Astronomy and Astrophysics, volume 413, 711-723 (2004/1-2)
Tests of stellar model atmospheres by optical interferometry. VLTI/VINCI limb-darkening measurements of the M4 giant ψ Phe.
WITTKOWSKI M., AUFDENBERG J.P. and KERVELLA P.
Abstract (from CDS):
We present K-band interferometric measurements of the limb-darkened (LD) intensity profile of the M4 giant star ψPhoenicis obtained with the Very Large Telescope Interferometer (VLTI) and its commissioning instrument VINCI. High-precision squared visibility amplitudes in the second lobe of the visibility function were obtained employing two 8.2m Unit Telescopes (UTs). This took place one month after light from UTs was first combined for interferometric fringes. In addition, we sampled the visibility function at small spatial frequencies using the 40cm test siderostats. Our measurement constrains the diameter of the star as well as its center-to-limb intensity variation (CLV). We construct a spherical hydrostatic PHOENIX model atmosphere based on spectrophotometric data from the literature and compare its CLV prediction with our interferometric measurement. We compare as well CLV predictions by plane-parallel hydrostatic PHOENIX, ATLAS9, and ATLAS12 models. We find that the Rosseland angular diameter as predicted by comparison of the spherical PHOENIX model with spectrophotometry is in good agreement with our interferometric diameter measurement. The shape of our measured visibility function in the second lobe is consistent with all considered PHOENIX and ATLAS model predictions, and is significantly different to uniform disk (UD) and fully darkened disk (FDD) models.
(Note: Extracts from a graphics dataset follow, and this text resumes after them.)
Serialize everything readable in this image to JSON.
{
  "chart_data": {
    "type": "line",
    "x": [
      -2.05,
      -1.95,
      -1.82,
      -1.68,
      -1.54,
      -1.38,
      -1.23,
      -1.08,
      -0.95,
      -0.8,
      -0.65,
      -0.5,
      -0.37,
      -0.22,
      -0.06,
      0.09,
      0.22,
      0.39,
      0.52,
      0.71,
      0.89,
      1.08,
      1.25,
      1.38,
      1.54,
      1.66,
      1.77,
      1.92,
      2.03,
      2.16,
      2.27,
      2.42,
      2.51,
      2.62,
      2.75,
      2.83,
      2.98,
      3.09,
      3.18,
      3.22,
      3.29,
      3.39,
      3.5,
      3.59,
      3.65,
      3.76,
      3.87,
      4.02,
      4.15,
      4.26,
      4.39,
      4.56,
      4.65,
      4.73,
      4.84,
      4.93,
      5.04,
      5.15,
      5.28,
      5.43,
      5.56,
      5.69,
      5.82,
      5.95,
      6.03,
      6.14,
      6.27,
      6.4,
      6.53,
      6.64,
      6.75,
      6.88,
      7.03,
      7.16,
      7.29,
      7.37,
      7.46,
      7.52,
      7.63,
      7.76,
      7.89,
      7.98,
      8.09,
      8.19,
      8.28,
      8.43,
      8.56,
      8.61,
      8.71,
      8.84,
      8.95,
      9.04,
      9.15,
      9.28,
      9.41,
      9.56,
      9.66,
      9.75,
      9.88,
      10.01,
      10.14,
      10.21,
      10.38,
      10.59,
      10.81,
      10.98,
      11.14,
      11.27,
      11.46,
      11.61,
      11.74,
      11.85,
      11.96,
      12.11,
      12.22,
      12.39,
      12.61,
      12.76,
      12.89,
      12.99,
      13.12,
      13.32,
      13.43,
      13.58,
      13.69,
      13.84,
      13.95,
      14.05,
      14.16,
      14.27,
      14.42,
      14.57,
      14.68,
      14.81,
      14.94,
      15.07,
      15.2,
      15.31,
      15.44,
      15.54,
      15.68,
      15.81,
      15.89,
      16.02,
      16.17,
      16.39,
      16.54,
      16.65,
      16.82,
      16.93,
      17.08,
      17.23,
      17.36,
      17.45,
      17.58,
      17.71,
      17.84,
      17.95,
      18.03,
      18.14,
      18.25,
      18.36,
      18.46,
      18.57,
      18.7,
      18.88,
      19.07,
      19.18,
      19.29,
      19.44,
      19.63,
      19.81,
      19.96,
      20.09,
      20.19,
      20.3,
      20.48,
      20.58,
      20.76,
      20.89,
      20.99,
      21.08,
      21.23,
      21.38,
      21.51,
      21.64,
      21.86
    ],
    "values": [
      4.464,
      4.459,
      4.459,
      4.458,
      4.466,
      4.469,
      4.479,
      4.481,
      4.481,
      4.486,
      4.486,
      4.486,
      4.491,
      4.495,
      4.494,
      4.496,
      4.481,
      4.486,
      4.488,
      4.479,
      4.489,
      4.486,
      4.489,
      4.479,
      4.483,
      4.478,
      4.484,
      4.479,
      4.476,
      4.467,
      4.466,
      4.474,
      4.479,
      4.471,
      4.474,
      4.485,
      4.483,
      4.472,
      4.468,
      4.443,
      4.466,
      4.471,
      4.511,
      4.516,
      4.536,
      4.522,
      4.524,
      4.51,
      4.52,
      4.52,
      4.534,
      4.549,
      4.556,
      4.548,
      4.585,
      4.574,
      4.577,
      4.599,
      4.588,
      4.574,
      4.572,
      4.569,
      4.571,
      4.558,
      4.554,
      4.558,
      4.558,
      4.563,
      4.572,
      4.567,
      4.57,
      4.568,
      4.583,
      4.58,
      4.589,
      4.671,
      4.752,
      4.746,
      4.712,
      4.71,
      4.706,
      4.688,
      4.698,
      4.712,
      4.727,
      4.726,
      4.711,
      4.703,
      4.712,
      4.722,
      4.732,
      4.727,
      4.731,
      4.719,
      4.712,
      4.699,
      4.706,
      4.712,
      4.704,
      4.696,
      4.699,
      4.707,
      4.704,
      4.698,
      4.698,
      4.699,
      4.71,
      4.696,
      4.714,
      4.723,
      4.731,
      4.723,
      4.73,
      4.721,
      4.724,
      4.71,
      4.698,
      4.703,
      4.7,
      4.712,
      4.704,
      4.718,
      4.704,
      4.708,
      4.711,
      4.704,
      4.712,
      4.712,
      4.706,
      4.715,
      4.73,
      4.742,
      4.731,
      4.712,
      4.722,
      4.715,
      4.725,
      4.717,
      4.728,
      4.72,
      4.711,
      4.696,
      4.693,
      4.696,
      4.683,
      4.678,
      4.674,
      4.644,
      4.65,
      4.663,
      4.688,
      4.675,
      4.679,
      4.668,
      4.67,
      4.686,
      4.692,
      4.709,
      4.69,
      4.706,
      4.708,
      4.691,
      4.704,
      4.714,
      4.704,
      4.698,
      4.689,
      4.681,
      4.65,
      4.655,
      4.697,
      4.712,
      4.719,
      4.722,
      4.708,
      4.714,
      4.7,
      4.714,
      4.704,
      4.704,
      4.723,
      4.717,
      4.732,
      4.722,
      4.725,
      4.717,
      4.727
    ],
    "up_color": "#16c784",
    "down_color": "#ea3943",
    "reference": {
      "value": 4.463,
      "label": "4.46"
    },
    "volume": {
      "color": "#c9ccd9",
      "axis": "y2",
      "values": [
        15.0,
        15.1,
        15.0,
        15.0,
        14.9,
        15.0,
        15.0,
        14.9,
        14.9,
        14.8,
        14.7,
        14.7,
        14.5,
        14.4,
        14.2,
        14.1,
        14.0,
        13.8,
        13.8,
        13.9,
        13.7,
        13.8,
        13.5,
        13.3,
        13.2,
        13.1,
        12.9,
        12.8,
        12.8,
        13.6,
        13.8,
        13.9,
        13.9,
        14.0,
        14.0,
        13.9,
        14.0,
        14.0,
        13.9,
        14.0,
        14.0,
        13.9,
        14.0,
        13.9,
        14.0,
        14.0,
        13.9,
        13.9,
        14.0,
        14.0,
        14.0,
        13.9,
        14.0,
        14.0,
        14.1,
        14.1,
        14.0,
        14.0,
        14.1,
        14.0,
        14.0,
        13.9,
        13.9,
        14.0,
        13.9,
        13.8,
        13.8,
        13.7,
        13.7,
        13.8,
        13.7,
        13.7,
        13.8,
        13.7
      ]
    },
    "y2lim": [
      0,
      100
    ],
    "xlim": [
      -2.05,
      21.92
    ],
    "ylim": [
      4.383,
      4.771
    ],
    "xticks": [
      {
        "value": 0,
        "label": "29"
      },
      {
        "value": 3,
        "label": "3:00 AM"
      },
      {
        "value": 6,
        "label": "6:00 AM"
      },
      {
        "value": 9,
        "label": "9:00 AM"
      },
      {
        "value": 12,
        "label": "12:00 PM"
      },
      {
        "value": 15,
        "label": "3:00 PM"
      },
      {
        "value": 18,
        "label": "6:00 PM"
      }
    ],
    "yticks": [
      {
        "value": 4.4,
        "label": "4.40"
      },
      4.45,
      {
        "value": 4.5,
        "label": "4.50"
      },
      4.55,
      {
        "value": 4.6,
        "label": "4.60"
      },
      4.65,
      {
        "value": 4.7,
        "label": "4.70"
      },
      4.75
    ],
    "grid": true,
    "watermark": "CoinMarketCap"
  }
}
We derive high-precision fundamental parameters for ψPhe, namely a Rosseland angular diameter of 8.13±0.2mas, with the Hipparcos parallax corresponding to a Rosseland linear radius R of 86±3R☉, and an effective temperature of 3550±50K, with R corresponding to a luminosity of logL/L☉=3.02±0.06. Together with evolutionary models, these values are consistent with a mass of 1.3±0.2M☉, and a surface gravity of logg=0.68±0.11.